Rents have dropped in the city of Los Angeles, making it the ninth-slowest rent-growing market in the nation, according to a new report from the apartment listing website.

The site’s index uses new lease signings to gauge rent levels, or when a unit is reoccupied after it has been vacant. Compared with a year ago, rents in Los Angeles fell 1.6 percent in May, the survey found. Rents also fell 0.2% in May compared to April.

Rob Warnock, senior researcher at Apartment List, noted that this was a big change from the pandemic, when demand for apartments was high but supply was low. “Even with landlords filling vacancies,” Warnock said, “prices are down 1.6 per cent year-on-year.”

He also pointed to relatively weak demand because of high inflation, low consumer confidence and reluctance to make major capital decisions. “It’s still a historically expensive market and that’s causing demand to pull back,” Warnock added.

According to Apartment List, the most recent median rent in the city of Los Angeles was $1,653 for a one-bedroom unit and $2,183 for a two-bedroom unit. The citywide apartment vacancy rate is 6.1%.

The U.S. city with the fastest year-over-year rent growth was Madison, Wisconsin. According to Apartment List, there is an increase of almost 11% from May 2022 to May 2023. The city with the highest rent growth in Southern California was San Diego, where rents rose 1.3 percent.

Apartment List’s research matched data from another listing site. In a statement on June 9, Redfin announced that asking rent prices in the western U.S. fell 2.1% in May compared to a year ago.
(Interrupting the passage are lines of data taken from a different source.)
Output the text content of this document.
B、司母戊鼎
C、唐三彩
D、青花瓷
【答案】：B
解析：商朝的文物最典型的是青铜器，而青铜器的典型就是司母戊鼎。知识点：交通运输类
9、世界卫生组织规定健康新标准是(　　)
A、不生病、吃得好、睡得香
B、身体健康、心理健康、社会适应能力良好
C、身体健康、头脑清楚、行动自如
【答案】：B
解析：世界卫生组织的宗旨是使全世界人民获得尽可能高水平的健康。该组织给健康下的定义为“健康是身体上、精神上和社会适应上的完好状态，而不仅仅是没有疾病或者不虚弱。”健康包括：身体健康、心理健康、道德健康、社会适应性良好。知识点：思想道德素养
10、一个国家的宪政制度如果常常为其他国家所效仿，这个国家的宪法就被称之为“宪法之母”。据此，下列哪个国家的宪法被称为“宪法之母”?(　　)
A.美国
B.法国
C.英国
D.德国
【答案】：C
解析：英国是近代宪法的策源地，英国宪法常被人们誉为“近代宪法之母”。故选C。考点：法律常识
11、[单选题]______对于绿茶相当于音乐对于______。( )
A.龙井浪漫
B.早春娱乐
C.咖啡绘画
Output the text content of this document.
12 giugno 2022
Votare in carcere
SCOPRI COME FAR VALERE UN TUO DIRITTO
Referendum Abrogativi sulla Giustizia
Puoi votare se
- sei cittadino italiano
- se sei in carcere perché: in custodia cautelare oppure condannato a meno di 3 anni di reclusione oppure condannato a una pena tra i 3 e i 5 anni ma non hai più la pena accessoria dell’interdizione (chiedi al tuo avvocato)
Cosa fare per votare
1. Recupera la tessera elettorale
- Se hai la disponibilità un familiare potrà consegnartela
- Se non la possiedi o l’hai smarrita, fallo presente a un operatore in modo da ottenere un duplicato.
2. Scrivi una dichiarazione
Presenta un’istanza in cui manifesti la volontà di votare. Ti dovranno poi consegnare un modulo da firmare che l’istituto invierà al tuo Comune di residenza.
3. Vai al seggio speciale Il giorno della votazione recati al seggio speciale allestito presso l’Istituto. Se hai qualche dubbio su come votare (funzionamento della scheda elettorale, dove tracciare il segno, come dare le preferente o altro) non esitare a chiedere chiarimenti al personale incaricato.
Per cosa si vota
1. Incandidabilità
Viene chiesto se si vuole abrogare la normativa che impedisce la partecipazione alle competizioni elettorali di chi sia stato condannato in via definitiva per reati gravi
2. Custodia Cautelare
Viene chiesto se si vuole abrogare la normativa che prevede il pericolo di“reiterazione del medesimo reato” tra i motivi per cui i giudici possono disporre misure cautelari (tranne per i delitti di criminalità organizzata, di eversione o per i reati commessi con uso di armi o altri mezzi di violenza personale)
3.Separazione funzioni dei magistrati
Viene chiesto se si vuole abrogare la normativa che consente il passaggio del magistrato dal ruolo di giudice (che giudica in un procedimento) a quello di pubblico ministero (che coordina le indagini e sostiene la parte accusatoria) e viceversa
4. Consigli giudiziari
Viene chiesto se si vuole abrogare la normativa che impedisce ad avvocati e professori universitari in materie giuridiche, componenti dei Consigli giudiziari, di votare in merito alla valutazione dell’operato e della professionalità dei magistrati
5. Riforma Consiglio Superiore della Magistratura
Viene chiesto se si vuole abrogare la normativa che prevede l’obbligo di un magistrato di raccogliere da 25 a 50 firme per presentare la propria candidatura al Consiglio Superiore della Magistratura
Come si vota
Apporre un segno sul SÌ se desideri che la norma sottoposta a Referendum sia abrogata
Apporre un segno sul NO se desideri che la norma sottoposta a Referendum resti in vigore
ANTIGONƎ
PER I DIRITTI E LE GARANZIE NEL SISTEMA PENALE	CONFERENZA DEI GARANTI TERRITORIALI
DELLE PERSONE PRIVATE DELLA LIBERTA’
Redfin researchers said rents are cooling because more multifamily housing has been built recently, which has increased supply.

In this market, landlords will continue to feel increasing rental pressure, said Chris Gray of Moss & Company, a Sherman Oaks-based firm that manages 15,000 units.

“Landlords are seeing higher insurance costs, higher utility costs, higher labor costs,” he said.

State and city laws requiring more thorough seismic and balcony retrofits also drove up spending. Gray noted that the legacy of the pandemic still haunts him. Tenants who failed to pay rent during the eviction freeze backed up the court calendar, he complained.